Washington D.C., Oct 27, 2021 / 16:20 pm (CNA).
Catholic students from multiple Texas universities recently gathered for an evening of prayer and worship that, organizers say, is the start of something new.
“We reserved a park for a couple of hours, just told everyone, ‘Bring a dinner, bring your friends, show up,” said Zack Weiss, a junior pastoral ministry major at the University of Dallas and co-organizer of the event, to CNA.
An estimated 100 young adults attended the first-ever intercollegiate Catholic Student Summit at Victoria Park in Irving, Texas, Weiss said, with roughly 60 of them from the University of Dallas.
Students from eight other universities also participated in the Oct. 8 event: Southern Methodist University, Texas Christian University, the University of Texas at Dallas, the University of North Texas, Baylor University, the Baylor University School of Nursing, Texas Woman’s University, and the University of Louisiana at Lafayette.
On a Friday night, they met in a public park for fellowship, games, a talk by UD chaplain Fr. Joseph Paul Albin, and prayer.
“It was just beautiful to see so many young Catholics who were on fire for their faith show up,” Weiss said. “It just showed that there are so many other young Catholics like me who want something more and who just want to grow in faith as a large community.”
Weiss organized the event, together with UD senior pastoral ministry major John Paul O’Brien, after a club meeting of Co-Workers in the Vineyard of the Lord. The club, created by the university’s pastoral ministry students, encourages spiritual conversations on campus. At the meeting, Weiss suggested inviting friends from another university to attend their events. His idea quickly expanded to include other universities.
Now, Weiss and O’Brien are planning for the future. After meeting with leaders from Texas Christian University and the University of North Texas last week, Weiss said that they want to organize monthly summits beginning next semester. They also plan to host a special intercollegiate event this winter.
“We are hopefully going to be doing a winter supply drive and putting together bags for the homeless or meals or something along those lines – coming together as a community to make these things, and then bringing these things back to our respective communities,” Weiss said.
Right now, Weiss said, he’s placing the summit in God’s hands.
“We just kind of see this as God can take this anywhere that he wants to, and we are going to be open to whatever the Holy Spirit tells us that he wants us to do with the summit,” Weiss said.
Other students agreed that the first summit was a success. Collin Bass, a sophomore at Baylor University and a professional selling (sales) major, remembered the “evening full of fun, fellowship, and worship.”
“For a first-time event, it was super impressive as well as encouraging to see over 100 students show out just to bond over the love of Jesus!” he exclaimed.
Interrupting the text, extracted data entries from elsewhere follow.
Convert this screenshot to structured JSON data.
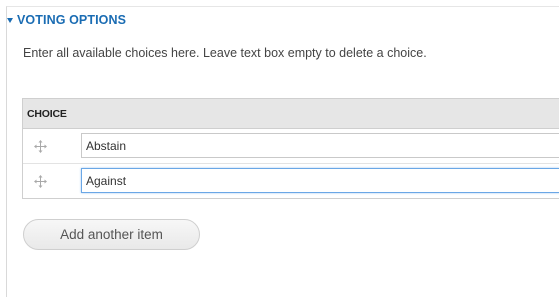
{
  "fieldset": {
    "legend": "VOTING OPTIONS",
    "description": "Enter all available choices here. Leave text box empty to delete a choice."
  },
  "table": {
    "header": "CHOICE",
    "rows": [
      {
        "value": "Abstain",
        "handle_icon": "drag-handle-icon"
      },
      {
        "value": "Against",
        "handle_icon": "drag-handle-icon"
      }
    ]
  },
  "add_button_label": "Add another item",
  "colors": {
    "legend": "#1a6cb3",
    "header_bg": "#e6e6e6",
    "focus_border": "#6aa7e6"
  }
}
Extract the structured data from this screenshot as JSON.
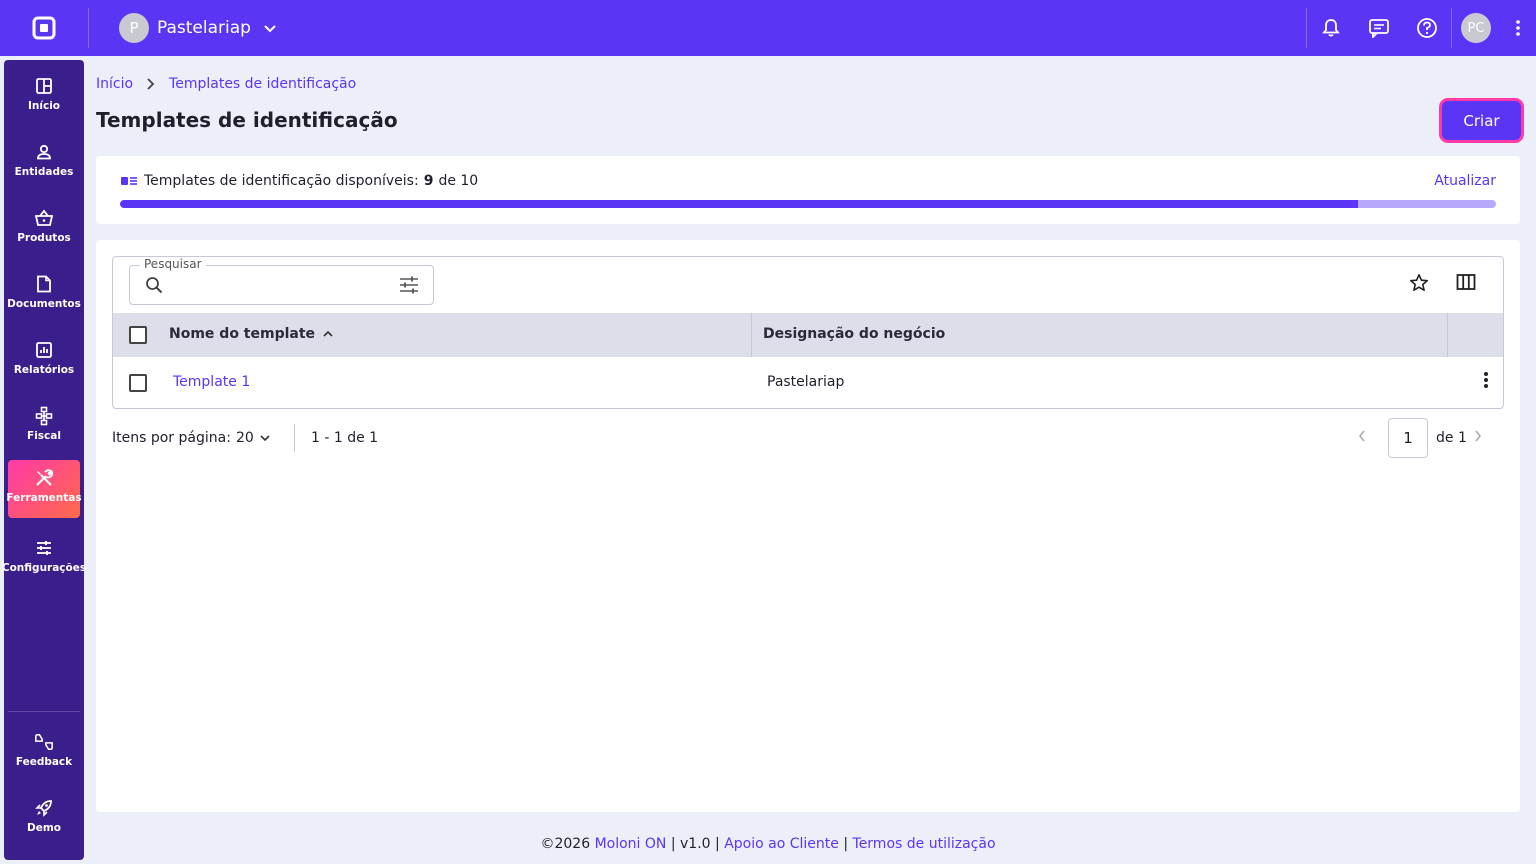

His favorite moment, he told CNA, was watching several Dominican priests and brothers walking up and capturing the attention of everyone at the park.
According to Madison Williams, a senior pastoral ministry major with concentrations in theology and Spanish at UD, the event turned out better than she could have imagined.
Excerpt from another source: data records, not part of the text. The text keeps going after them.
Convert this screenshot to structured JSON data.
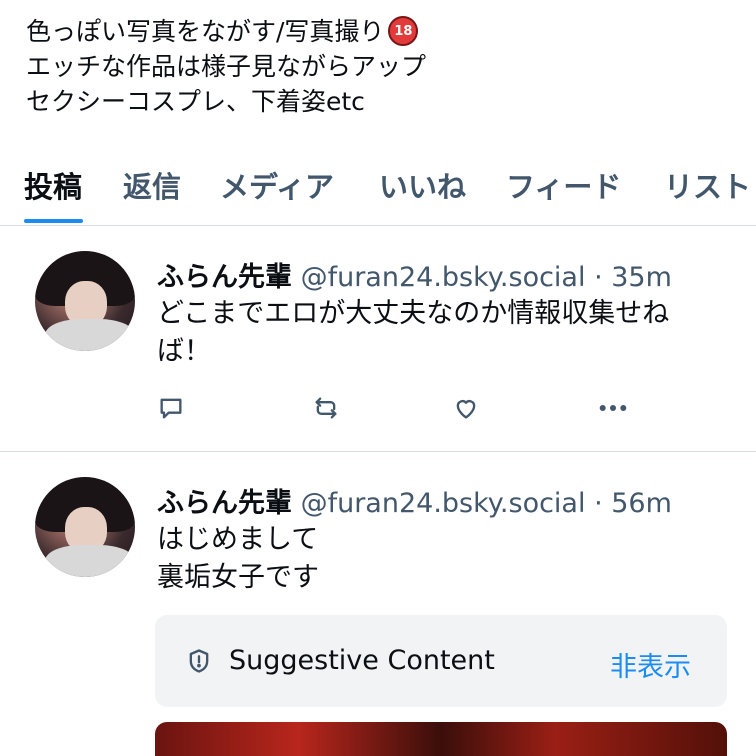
{
  "profile": {
    "bio_lines": [
      "色っぽい写真をながす/写真撮り",
      "エッチな作品は様子見ながらアップ",
      "セクシーコスプレ、下着姿etc"
    ],
    "bio_badge": "18"
  },
  "tabs": [
    {
      "label": "投稿",
      "active": true
    },
    {
      "label": "返信",
      "active": false
    },
    {
      "label": "メディア",
      "active": false
    },
    {
      "label": "いいね",
      "active": false
    },
    {
      "label": "フィード",
      "active": false
    },
    {
      "label": "リスト",
      "active": false
    }
  ],
  "posts": [
    {
      "author_name": "ふらん先輩",
      "handle": "@furan24.bsky.social",
      "time": "· 35m",
      "text": "どこまでエロが大丈夫なのか情報収集せねば！",
      "text_lines": [
        "どこまでエロが大丈夫なのか情報収集せね",
        "ば！"
      ],
      "actions": [
        "reply-icon",
        "repost-icon",
        "like-icon",
        "more-icon"
      ]
    },
    {
      "author_name": "ふらん先輩",
      "handle": "@furan24.bsky.social",
      "time": "· 56m",
      "text_lines": [
        "はじめまして",
        "裏垢女子です"
      ],
      "content_warning": {
        "label": "Suggestive Content",
        "action": "非表示",
        "icon": "shield-icon"
      }
    }
  ],
  "colors": {
    "accent": "#1d8cf2",
    "muted_text": "#42576c",
    "divider": "#d9dee3",
    "warning_bg": "#f1f3f5"
  }
}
“I was blown away by the number of students that came out, even students from my school that I didn’t expect to be there,” she told CNA. “I had a wonderful time chatting with other Catholic college students from the DFW metroplex, but my favorite moment was witnessing the nascence of a beautiful faith community.”
The summit also impacted her faith, she said.
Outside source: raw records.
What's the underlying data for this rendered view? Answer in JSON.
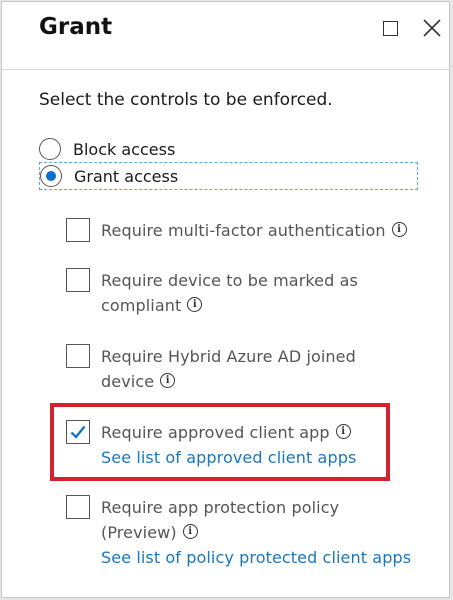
{
  "header": {
    "title": "Grant"
  },
  "instruction": "Select the controls to be enforced.",
  "radio_options": [
    {
      "label": "Block access",
      "selected": false
    },
    {
      "label": "Grant access",
      "selected": true
    }
  ],
  "controls": [
    {
      "label": "Require multi-factor authentication",
      "checked": false
    },
    {
      "label": "Require device to be marked as compliant",
      "checked": false
    },
    {
      "label": "Require Hybrid Azure AD joined device",
      "checked": false
    },
    {
      "label": "Require approved client app",
      "checked": true,
      "link": "See list of approved client apps",
      "highlighted": true
    },
    {
      "label": "Require app protection policy (Preview)",
      "checked": false,
      "link": "See list of policy protected client apps"
    }
  ],
  "icons": {
    "info": "info-icon",
    "maximize": "maximize-icon",
    "close": "close-icon",
    "checkmark": "checkmark-icon"
  },
  "colors": {
    "accent": "#0a6ed1",
    "link": "#1877c2",
    "highlight": "#d5202e"
  }
}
“This event was affirming for my faith and gave me hope for the future of our Church,” she stressed. “It is easy to become distressed about the status of young Catholics when you look at social media and modern perceptions of religion. However, this event and the faith that I witnessed assured me that young Catholics are everywhere and they are seeking to build the Church.”
While Weiss says that he and organizers want to focus on the Dallas-Fort Worth Catholic community for now, they are open to expanding their reach.
“We would love to have bigger colleges from the state join us because a lot of us here at UD have mutual friends at these big state schools,” Weiss said. “And of course, if God wants to make this something national, we think that that would be incredible.”
Founded in 1956, the University of Dallas is located in Irving, Texas. The Cardinal Newman Society, dedicated to defending and promoting faithful Catholic education, recognizes the private Catholic college for its “national reputation for excellence in both its fidelity to Catholicism and its academics.”